With improvements in early survival following congenital heart surgery, it has become increasingly important to understand longer-term outcomes; however, routine collection of these data is challenging and remains very limited. We describe the development and initial results of a collaborative programme incorporating standardised longitudinal follow-up into usual care at the Children’s Hospital of Philadelphia (CHOP) and University of Michigan (UM).
Methods
We included children undergoing benchmark operations of the Society of Thoracic Surgeons.

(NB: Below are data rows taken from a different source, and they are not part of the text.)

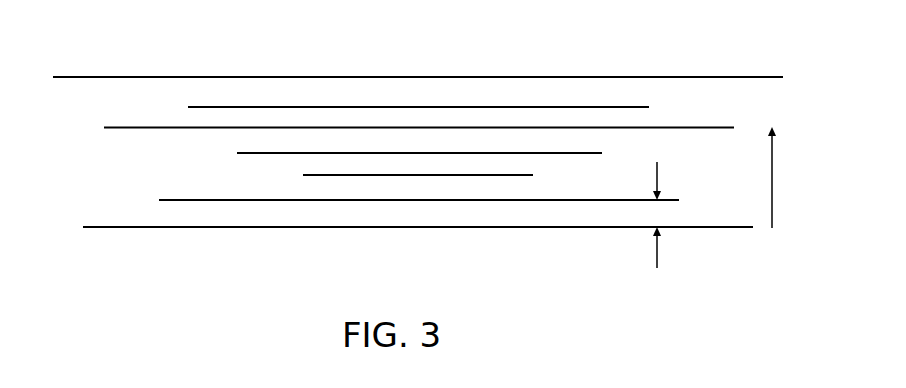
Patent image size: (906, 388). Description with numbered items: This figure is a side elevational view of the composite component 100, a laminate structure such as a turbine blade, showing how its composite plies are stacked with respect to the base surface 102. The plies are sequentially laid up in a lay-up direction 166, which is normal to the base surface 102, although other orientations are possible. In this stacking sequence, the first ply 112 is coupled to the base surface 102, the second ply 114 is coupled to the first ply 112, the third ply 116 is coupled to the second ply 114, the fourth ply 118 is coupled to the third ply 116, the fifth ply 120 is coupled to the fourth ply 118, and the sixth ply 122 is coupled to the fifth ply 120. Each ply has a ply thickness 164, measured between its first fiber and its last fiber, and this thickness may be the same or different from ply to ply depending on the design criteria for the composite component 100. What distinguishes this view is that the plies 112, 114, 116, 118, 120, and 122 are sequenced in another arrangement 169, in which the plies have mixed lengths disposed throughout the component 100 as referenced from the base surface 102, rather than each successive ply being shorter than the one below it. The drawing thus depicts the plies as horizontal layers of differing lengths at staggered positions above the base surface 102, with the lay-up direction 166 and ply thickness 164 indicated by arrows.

The composite component 100 is at (730, 96).
The base surface 102 is at (262, 231).
The first ply 112 is at (170, 200).
The second ply 114 is at (314, 173).
The third ply 116 is at (247, 153).
The fourth ply 118 is at (115, 126).
The fifth ply 120 is at (203, 107).
The sixth ply 122 is at (87, 76).
The ply thickness 164 is at (660, 255).
The lay-up direction 166 is at (773, 183).
The arrangement 169 is at (616, 29).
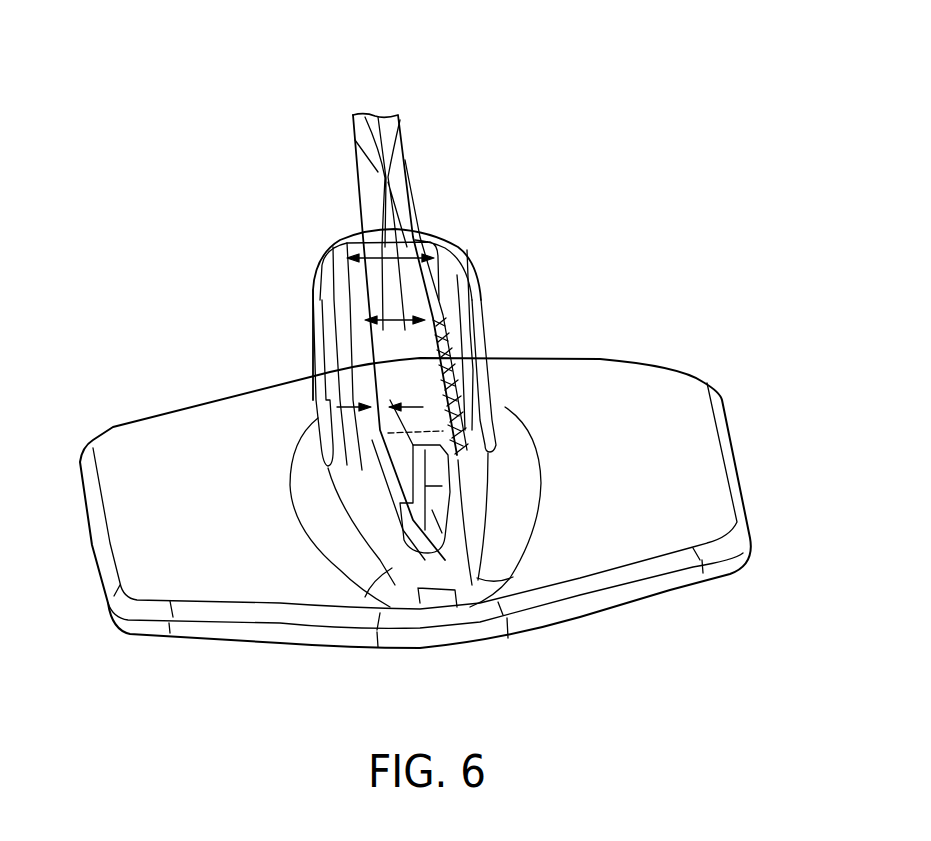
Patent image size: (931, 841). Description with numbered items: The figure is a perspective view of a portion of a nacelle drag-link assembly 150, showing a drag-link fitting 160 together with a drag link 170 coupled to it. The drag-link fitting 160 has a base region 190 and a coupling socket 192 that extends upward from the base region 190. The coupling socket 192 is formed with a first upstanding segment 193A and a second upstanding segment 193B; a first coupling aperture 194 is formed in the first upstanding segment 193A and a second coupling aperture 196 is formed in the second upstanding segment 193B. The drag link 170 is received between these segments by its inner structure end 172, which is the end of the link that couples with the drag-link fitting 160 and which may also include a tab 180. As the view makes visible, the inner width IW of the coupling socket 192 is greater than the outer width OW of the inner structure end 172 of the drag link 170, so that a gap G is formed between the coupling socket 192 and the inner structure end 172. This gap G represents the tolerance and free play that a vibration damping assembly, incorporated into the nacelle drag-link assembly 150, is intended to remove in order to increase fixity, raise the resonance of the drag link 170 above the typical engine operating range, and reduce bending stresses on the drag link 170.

The nacelle drag-link assembly 150 is at (112, 95).
The drag-link fitting 160 is at (110, 450).
The drag link 170 is at (360, 127).
The inner structure end 172 is at (428, 423).
The tab 180 is at (445, 560).
The base region 190 is at (130, 537).
The coupling socket 192 is at (337, 300).
The first upstanding segment 193A is at (350, 337).
The second upstanding segment 193B is at (453, 297).
The first coupling aperture 194 is at (317, 387).
The second coupling aperture 196 is at (492, 390).
The inner width IW is at (393, 253).
The outer width OW is at (397, 316).
The gap G is at (413, 397).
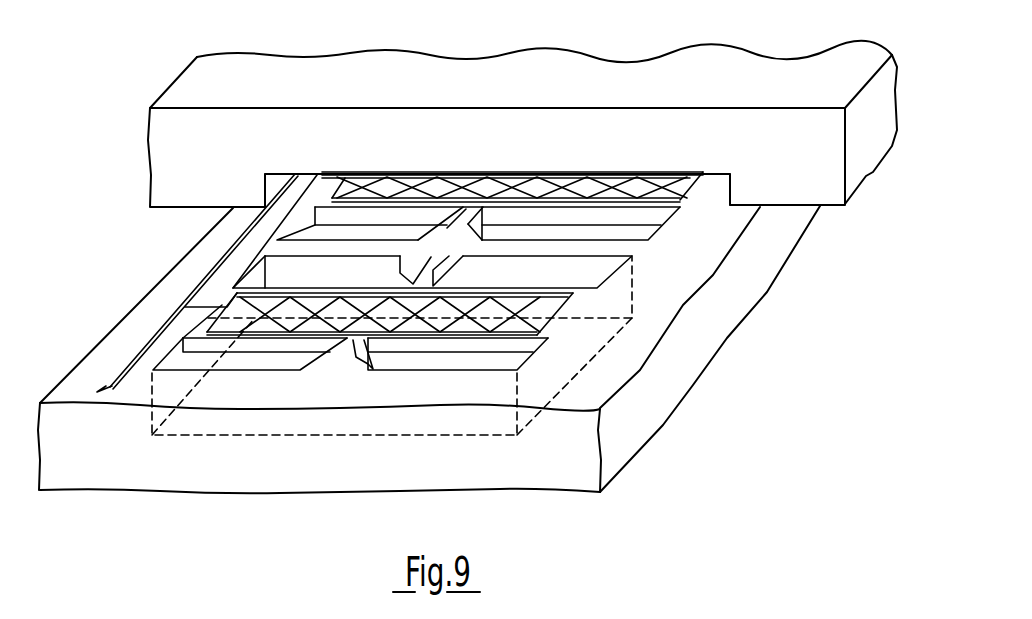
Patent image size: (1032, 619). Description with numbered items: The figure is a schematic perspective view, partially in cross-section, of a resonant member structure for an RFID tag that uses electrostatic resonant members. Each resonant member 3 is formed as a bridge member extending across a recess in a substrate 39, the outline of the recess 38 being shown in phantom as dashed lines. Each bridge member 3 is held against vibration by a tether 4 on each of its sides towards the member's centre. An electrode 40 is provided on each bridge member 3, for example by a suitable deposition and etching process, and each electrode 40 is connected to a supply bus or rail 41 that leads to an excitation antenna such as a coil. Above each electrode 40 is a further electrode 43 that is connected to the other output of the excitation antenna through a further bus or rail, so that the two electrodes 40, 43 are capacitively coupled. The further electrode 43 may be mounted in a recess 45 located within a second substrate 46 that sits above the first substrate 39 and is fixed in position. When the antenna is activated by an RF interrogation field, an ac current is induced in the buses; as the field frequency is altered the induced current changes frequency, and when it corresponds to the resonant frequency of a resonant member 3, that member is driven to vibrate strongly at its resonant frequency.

The resonant member 3 is at (624, 210).
The tether 4 is at (455, 220).
The recess outline 38 is at (594, 312).
The substrate 39 is at (746, 286).
The electrode 40 is at (437, 193).
The supply bus/rail 41 is at (208, 273).
The further electrode 43 is at (576, 174).
The recess 45 is at (717, 186).
The second substrate 46 is at (860, 176).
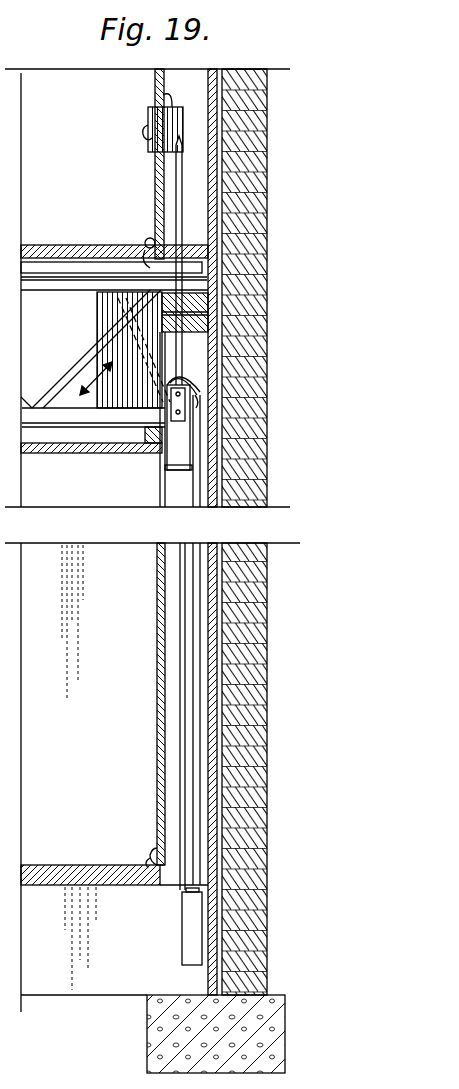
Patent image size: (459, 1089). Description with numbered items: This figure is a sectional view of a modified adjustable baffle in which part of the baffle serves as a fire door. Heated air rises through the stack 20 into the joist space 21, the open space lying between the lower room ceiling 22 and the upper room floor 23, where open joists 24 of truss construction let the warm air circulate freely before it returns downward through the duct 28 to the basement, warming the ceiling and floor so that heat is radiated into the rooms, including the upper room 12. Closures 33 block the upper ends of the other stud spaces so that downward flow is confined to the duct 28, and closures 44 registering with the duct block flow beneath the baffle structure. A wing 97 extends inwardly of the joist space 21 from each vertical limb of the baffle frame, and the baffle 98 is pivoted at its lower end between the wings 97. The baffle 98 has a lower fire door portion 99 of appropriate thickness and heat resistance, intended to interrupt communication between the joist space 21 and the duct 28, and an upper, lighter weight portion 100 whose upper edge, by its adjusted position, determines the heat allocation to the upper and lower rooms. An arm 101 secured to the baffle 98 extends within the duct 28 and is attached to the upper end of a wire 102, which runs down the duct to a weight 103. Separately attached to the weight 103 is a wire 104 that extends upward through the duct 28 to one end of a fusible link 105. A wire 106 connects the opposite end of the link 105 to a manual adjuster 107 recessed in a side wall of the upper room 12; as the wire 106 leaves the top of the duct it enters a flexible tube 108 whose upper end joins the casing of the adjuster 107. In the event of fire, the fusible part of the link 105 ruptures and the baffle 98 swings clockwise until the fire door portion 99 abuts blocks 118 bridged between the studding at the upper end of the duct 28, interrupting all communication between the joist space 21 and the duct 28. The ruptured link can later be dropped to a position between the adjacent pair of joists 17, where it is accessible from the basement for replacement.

The upper room 12 is at (46, 103).
The joists 17 is at (53, 997).
The stack 20 is at (76, 175).
The joist space 21 is at (38, 328).
The lower room ceiling 22 is at (70, 453).
The upper room floor 23 is at (55, 245).
The open joists 24 is at (56, 393).
The duct 28 is at (161, 598).
The closures 33 is at (270, 407).
The closures 44 is at (145, 432).
The wing 97 is at (97, 302).
The baffle 98 is at (110, 310).
The fire door portion 99 is at (150, 364).
The upper portion 100 is at (125, 268).
The arm 101 is at (185, 378).
The wire 102 is at (195, 480).
The weight 103 is at (185, 930).
The wire 104 is at (183, 668).
The fusible link 105 is at (168, 475).
The wire 106 is at (183, 347).
The manual adjuster 107 is at (163, 95).
The flexible tube 108 is at (182, 224).
The blocks 118 is at (215, 302).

Considerations regarding personnel, patient/parent engagement, funding, regulatory issues, and annual data collection are described, and initial follow-up rates are reported.
Results
The present analysis included 1737 eligible patients undergoing surgery at CHOP from January 2007 to December 2014 and 887 UM patients from January 2010 to December 2014. Overall, follow-up data, of any type, were obtained from 90.8% of patients at CHOP (median follow-up 4.3 years, 92.2% survival) and 98.3% at UM (median follow-up 2.8 years, 92.7% survival), with similar rates across operations and institutions. Most patients lost to follow-up at CHOP had undergone surgery before 2010. Standardised questionnaires assessing burden of disease/quality of life were completed by 80.2% (CHOP) and 78.4% (UM) via phone follow-up. In subsequent pilot testing of an automated e-mail system, 53.4% of eligible patients completed the follow-up questionnaire through this system.
Conclusions
Standardised follow-up data can be obtained on the majority of children undergoing benchmark operations. Ongoing efforts to support automated electronic systems and integration with registry data may reduce resource needs, facilitate expansion across centres, and support multi-centre efforts to understand and improve long-term outcomes in this population.